Quitting is not an option

This is a major aspect of her personality. “If I do something, then I want to achieve the maximum. So giving up just isn’t an option. But even if I’m off sick I feel it’s the end of the world and that I’m letting myself and everyone else down. I’m very loyal in this respect.”

She didn’t complete her dance education in The Hague. “I was thirteen when they told me I couldn’t continue. They didn’t think that my feet would be capable of doing classical ballet in the long term.” But even then she didn’t consider giving up. “This taught me to cultivate muscle in the right places, to stretch my legs and feet to the maximum and to create the best lines for my body.” After that she auditioned in Amsterdam and Antwerp and was accepted at both schools. “I chose Amsterdam. At the age of seventeen – in my second year at college – I commenced an internship at Introdans. Both they and I liked it so much that my internship was renewed after a year and at the end I didn’t want to return to college. And so I moved heaven and earth to get a regular contract. Once that had worked out, I begged the school to be able to complete my theory subjects and my thesis during my first contract season. And now I’ve been dancing at Introdans since 2006. How time flies!”

A unique situation

“I love dance and I’ve now been doing it for over twenty-five years. I can’t imagine a life without it, but I don’t see myself dancing for many years more. It’s a very demanding profession. With long days, and many evenings away from home. The travel is quite tough, too. Even though I haven’t had many injuries, I notice that my body recovers more slowly than it did ten years ago. My greatest wish is to become a mother and to start a family with my husband, colleague and dancer Salvatore. At the moment we have a unique situation: we work together, dance together and go on tour together. That’s just so great. What’s more, I learn something new every day. But I’m also very interested in a different kind of profession, in a new life.”

Music moves me

Vérine loves neoclassical duets to lyrical music, and that suits her qualities, too. “Although the sense of satisfaction can be just as great when I doing something that takes me right out of my comfort zone. I can really enjoy seeing how my body and my mind respond to new things. During the rehearsals I’m very rational, I count the steps and my focus is fully in my head, in my intellect. But as soon as I’ve got to grips with a choreography, then I can let myself go. And on stage I’m often very emotional.” She attaches great importance to the music in a choreography. “Music moves me! I hope I can soon relocate to a larger house where I’ll have room for a piano. I played piano for years and loved it, and it would be wonderful to take it up again.”

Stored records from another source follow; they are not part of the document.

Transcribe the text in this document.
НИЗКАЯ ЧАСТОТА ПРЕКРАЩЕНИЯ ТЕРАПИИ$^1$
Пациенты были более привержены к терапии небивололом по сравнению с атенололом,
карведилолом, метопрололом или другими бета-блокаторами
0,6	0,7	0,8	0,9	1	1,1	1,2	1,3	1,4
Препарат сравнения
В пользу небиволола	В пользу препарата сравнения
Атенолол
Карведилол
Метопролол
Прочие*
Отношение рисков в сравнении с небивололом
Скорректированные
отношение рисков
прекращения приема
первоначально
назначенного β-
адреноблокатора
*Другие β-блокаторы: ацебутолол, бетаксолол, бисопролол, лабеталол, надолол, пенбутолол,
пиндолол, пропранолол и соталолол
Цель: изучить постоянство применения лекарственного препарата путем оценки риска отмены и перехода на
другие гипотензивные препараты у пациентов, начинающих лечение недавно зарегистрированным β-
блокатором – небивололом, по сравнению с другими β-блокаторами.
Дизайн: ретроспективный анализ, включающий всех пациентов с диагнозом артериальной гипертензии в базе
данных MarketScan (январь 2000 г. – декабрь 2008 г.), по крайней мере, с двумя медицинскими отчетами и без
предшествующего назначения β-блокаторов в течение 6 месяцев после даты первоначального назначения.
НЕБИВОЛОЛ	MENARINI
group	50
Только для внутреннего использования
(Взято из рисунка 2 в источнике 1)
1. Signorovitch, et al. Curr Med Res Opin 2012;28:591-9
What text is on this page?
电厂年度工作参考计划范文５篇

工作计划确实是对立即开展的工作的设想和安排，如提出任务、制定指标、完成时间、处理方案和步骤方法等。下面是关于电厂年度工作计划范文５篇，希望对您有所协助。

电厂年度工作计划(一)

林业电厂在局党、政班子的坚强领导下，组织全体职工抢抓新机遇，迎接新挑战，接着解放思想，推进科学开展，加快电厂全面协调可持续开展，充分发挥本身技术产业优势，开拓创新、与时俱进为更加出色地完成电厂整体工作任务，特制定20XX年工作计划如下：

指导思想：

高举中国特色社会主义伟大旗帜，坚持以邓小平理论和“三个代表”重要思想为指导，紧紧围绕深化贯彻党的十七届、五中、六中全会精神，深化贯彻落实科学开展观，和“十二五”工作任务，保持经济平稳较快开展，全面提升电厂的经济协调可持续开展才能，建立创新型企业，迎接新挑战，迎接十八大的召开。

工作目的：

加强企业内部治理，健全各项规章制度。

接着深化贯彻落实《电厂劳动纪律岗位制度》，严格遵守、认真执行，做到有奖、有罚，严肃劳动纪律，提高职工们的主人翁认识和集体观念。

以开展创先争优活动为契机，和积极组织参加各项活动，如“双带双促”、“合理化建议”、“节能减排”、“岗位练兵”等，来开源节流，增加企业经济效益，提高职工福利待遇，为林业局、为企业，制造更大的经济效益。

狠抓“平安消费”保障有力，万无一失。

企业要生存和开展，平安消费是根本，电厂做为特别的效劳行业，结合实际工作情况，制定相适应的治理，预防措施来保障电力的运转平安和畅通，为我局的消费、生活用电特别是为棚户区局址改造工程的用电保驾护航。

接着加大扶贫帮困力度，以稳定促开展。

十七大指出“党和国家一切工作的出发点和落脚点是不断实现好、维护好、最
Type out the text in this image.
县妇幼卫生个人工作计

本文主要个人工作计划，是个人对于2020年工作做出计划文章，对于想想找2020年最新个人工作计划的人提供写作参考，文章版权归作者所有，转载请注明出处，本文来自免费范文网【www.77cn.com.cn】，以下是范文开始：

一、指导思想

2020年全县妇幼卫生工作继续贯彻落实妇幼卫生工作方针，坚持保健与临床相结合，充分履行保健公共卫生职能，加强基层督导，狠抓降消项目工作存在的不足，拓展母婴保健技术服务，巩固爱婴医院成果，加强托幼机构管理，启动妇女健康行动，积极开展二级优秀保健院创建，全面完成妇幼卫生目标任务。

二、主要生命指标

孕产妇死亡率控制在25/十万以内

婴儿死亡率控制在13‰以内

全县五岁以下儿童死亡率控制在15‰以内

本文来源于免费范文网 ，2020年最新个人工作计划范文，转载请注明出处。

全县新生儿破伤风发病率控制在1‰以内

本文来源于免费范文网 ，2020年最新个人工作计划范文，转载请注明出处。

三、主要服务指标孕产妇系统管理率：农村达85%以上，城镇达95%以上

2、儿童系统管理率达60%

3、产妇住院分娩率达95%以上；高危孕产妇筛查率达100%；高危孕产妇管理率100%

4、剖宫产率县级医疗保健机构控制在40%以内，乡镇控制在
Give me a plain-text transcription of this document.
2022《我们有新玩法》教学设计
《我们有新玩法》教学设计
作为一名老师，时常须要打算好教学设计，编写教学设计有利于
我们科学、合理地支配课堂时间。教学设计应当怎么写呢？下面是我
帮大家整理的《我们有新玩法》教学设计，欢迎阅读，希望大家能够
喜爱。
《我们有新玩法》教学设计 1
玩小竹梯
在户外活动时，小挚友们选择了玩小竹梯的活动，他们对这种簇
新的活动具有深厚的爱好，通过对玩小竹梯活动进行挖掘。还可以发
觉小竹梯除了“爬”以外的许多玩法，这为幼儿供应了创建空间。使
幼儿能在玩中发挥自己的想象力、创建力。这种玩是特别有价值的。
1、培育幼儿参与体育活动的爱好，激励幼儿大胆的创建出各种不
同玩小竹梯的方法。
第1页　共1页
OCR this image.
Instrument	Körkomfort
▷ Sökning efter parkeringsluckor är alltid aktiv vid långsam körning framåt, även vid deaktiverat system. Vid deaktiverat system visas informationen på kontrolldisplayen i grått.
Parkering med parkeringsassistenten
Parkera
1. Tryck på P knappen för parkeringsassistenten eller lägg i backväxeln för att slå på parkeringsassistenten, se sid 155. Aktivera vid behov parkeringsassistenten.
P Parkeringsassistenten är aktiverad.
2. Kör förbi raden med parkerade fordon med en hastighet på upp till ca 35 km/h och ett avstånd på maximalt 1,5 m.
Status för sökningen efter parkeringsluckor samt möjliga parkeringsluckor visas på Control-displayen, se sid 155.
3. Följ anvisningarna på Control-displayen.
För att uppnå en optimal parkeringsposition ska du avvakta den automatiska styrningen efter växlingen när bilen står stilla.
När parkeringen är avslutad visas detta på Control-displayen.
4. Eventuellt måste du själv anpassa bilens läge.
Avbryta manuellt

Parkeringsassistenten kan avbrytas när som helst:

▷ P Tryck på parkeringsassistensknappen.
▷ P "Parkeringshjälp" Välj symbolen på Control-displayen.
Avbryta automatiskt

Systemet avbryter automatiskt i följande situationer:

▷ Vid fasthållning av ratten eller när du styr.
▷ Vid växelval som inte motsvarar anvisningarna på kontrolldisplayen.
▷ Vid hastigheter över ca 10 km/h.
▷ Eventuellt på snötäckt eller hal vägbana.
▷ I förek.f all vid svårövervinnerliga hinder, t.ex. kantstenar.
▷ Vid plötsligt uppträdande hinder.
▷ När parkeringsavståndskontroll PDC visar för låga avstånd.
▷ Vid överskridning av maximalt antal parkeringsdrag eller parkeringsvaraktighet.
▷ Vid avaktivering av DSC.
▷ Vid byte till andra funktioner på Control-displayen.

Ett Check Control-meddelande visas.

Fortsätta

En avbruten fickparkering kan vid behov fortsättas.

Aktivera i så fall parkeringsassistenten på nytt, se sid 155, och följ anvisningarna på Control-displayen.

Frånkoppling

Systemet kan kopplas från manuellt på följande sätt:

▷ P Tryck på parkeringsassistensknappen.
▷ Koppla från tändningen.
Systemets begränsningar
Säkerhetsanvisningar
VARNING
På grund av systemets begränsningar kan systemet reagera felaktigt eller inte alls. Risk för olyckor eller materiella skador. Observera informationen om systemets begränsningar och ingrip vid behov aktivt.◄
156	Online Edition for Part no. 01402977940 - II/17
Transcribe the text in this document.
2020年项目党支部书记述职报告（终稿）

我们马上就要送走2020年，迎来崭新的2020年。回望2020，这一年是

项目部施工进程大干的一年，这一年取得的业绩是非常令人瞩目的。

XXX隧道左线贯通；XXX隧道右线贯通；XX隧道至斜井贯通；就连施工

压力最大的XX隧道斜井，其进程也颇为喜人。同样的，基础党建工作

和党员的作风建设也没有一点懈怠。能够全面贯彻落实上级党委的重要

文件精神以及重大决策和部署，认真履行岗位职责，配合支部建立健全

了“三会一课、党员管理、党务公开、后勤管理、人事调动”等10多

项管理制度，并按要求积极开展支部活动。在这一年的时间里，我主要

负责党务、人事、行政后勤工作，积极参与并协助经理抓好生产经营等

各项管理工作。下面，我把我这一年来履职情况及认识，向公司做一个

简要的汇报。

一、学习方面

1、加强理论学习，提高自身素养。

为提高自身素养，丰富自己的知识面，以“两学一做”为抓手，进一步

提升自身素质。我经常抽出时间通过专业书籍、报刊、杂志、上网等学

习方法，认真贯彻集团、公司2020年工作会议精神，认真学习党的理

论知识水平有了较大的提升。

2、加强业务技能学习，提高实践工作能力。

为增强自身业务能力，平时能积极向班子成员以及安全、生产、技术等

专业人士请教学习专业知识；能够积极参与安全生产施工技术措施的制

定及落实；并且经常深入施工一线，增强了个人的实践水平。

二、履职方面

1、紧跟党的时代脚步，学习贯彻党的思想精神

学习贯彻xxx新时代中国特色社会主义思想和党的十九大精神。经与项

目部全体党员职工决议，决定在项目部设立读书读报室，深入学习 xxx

In 2018, Vérine was presented with a special prize in the presence of Princess Beatrix: The Prize of Merit of the Dansersfonds ’79. The jury said about her: “The enthusiastic, eager former student of the National Ballet Academy in Amsterdam – and formerly a fanatic swimmer – has grown into an undisputed, extremely reliable pillar within Introdans’ tableau of dancers. She uses her technical dance qualities intelligently, efficiently and with an excellent sense of personal nuance, which makes her theatrical presentation always convincing, honest and without superfluous appearance.”